Lying is part of being human, as National Geographic said in a cover story about the origins of human deceit and its adaptations. The article, which appears in its June edition, notes that researchers showed two decades ago that people lie, on average, once or twice a day – usually white lies meant to protect another person’s feelings or conceal one’s inadequacies. Lying also is essential when it comes to manipulating other people without using physical force.

“The truth comes naturally,” psychologist Bruno Verschuere is quoted saying, “but lying takes effort and a sharp, flexible mind.”

But machines, especially those with artificial intelligence, may be just as sharp and flexible at figuring you out. Part of the reason is that lying takes a lot of work, and your body is the first to show it.

“It’s a lot harder to lie because you’re using strategies,” Elkins said. “You’re managing your story, you’re managing your impression, you’re evaluating the perception of yourself in a kind of meta way, and then you’re changing your story  if you think it’s successful or people think you’re suspicious.”


AVATAR is a kiosk that resembles those used for airport check-ins or grocery store self-checkouts. (Photo courtesy of Elkins San Diego State University)
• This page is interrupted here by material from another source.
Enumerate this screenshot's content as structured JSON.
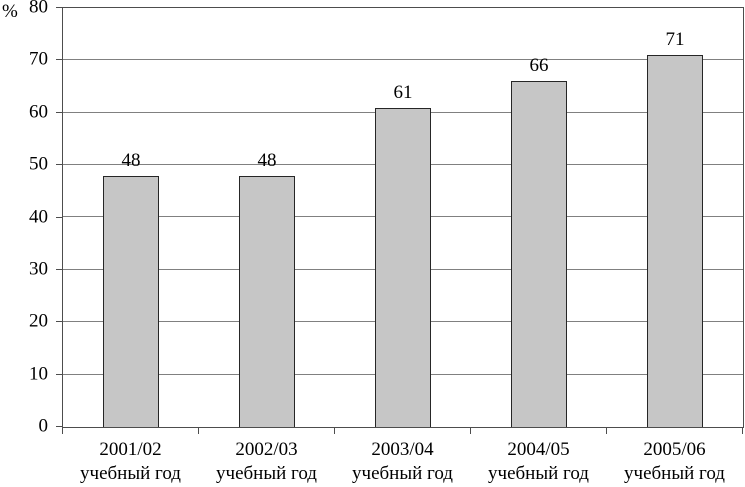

AVATAR sifts an  impressive variety of data:

  • Voice – AVATAR listens carefully to speech, looking for linguistic shifts and changes in tone to determine whether a person’s being truthful. People who are being evasive, for example, tend to switch pronouns – “I” becomes “we” – as they hedge. The machine also looks for “disfluencies,” Elkins said – those breaks and placeholders in speech that suggest a person is buying time while thinking of the right thing to say. The machine also compares a person’s tone with other physical data to tell whether a person really means what he’s saying. When a person says, “Today was the best day of my life,” the machine has ways of determining whether the speaker is being earnest or ironic.
  • Eyes – The poets were right: the eyes truly are windows on the soul. If a person’s pupils are dilated, it suggests arousal: evolution has primed us to gather all the light we can for a flight or flight response. AVATAR can note that and the way the eyeballs are moving. The eyes are tireless hunters, scanning and tracking their target in ways a person isn’t generally aware of.  Of particular interest is when eyes are saccading – making twitchy little excursions back and forth over an area of interest as the mind builds a mental image of an object. In research, Elkins said, scientists have studied the way that a person’s tracking can give away what’s of most interest to them if the person is trying to hide it.
  • Facial expression – Cameras – both 2D and 3D – are able to analyze a person’s facial expression to see whether the muscles are moving in a way that matches what a person is trying to convey. When a person is genuinely smiling, he or she is using muscles at the corners of the eyes and the mouth, known as a Duchenne smile after the scientist who discovered it. .Just pulling up the corners of the mouth in a smile without any change to the eyes – which has been referred to as the “Botox” smile – suggests phoniness.
  • Posture – AVATAR’s cameras can figure out whether a person is holding his head rigidly – a possible sign that he’s making stuff up. It can also tell if you’re curling your toes – another suggestion that you’re uptight about something.

All of this analyzing is possible without touching the person. And yet it’s still sort of creepy in other ways, as Elkins acknowledged.

“I do think any of these technologies have the potential for unintended consequences,” Elkins said.